TCA: What types of things do you consider when evaluating a potential property for preservation? Are there specific markets that are ripe for affordable housing preservation?

PJ: LIHTC properties developed in the late 80s and early 90s have reached, or are approaching, their 30-year affordability commitment. We are hyper-focused on maintaining their affordability status. We also look at a property’s physical and financial condition, historical vacancy rates, local market, resident population and neighborhood composition. Even if it’s not located in the highest opportunity neighborhood, we will still consider preserving it because we can’t afford to lose any more affordable housing.

TCA: The last person I interviewed said nonprofits are becoming more like for-profits because they desire a specific return on their investments. What is your business philosophy as head of NHT? Do you believe that businesses—for-profit and nonprofit—need to embrace new business models in order to preserve more affordable housing?  

PJ: Nonprofit doesn’t mean you don’t earn a rate of return. It means you’re taking the profits and reinvesting them in the business, but you still need to generate a rate of return. We run our business like any other. We have staff to pay and we do a lot of work that doesn’t earn income; for example, our policy innovation work, which we are highly committed to, our Capitol Hill advocacy, we run the national Preservation Working Group. All that costs money. We can pay for it because of the return that we earn on our investments. That’s the reality and it’s not a bad thing.

TCA: What are your priorities for the balance of the year and into 2020?

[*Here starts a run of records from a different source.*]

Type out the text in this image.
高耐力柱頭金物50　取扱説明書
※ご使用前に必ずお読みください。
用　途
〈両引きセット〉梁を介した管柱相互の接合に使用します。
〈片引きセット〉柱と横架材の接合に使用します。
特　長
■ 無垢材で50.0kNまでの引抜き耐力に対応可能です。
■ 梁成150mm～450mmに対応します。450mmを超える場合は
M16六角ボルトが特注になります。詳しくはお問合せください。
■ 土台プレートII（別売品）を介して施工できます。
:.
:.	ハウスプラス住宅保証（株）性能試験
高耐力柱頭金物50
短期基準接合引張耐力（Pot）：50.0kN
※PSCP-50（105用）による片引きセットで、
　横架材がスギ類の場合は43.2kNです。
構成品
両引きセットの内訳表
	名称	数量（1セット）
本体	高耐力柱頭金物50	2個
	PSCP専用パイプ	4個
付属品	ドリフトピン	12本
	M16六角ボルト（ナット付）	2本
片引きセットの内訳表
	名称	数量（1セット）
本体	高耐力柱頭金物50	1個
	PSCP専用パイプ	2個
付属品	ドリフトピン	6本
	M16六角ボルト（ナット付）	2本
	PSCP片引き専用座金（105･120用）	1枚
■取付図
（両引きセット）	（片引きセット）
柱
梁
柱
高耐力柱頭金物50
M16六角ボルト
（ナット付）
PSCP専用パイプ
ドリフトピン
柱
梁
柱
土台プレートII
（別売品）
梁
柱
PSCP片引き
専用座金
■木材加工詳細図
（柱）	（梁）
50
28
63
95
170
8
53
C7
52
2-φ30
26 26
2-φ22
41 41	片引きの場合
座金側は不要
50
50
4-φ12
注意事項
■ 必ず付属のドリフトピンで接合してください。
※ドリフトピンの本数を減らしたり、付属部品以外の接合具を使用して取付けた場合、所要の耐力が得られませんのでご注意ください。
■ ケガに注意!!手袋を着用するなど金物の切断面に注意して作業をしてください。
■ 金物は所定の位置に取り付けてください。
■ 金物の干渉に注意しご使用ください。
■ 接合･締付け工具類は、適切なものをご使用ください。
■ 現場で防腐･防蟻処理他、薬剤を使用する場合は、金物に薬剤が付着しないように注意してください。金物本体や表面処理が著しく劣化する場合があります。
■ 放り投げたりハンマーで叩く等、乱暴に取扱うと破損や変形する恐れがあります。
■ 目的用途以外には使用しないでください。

PJ: We are committed to enacting the Affordable Housing Credit Improvement Act and the Save Affordable Housing Act and developing and promoting best practices at the state and local levels. We are a unique organization in that our policy work is national and yet our applied work is largely local. We are a local developer in the Washington, DC metro area, a local Community Development Financial Institution (CDFI) for almost 20 years and a local energy developer that has promoted energy efficiency and sustainability throughout the mid-Atlantic region. We have this interesting juxtaposition of being a national policy player and a local practitioner. This gives us the opportunity to glean a lot of takeaways that we can share with other communities, like what we’re doing in San Diego. Another priority involves growing our real estate development and our lending work. The problem with affordable housing is only getting worse. As the problem gets bigger, our response must get bigger. So, we are really focused on growing our impact in the development and lending spheres.

Finally, we will be promoting in the election cycle the importance of affordable housing preservation. Our industry is more unified than it has ever been. In some ways, that’s bred by how bad the problem is. Everyone agrees that a solution is needed. That’s also a testament to how far we’ve come as a field coalescing around a few tried and true solutions. I am hopeful we can get to the same place on a rental assistance expansion as we have on expansion of the LIHTC.

Story Contact:
Priya Jayachandran
President, NHT Communities
pjayachandran@nhtinc.org

Darryl Hicks is vice president, communications for the National Reverse Mortgage Lenders Association and a 24-year veteran of associations managed by Dworbell, Inc., the management company of NH&RA.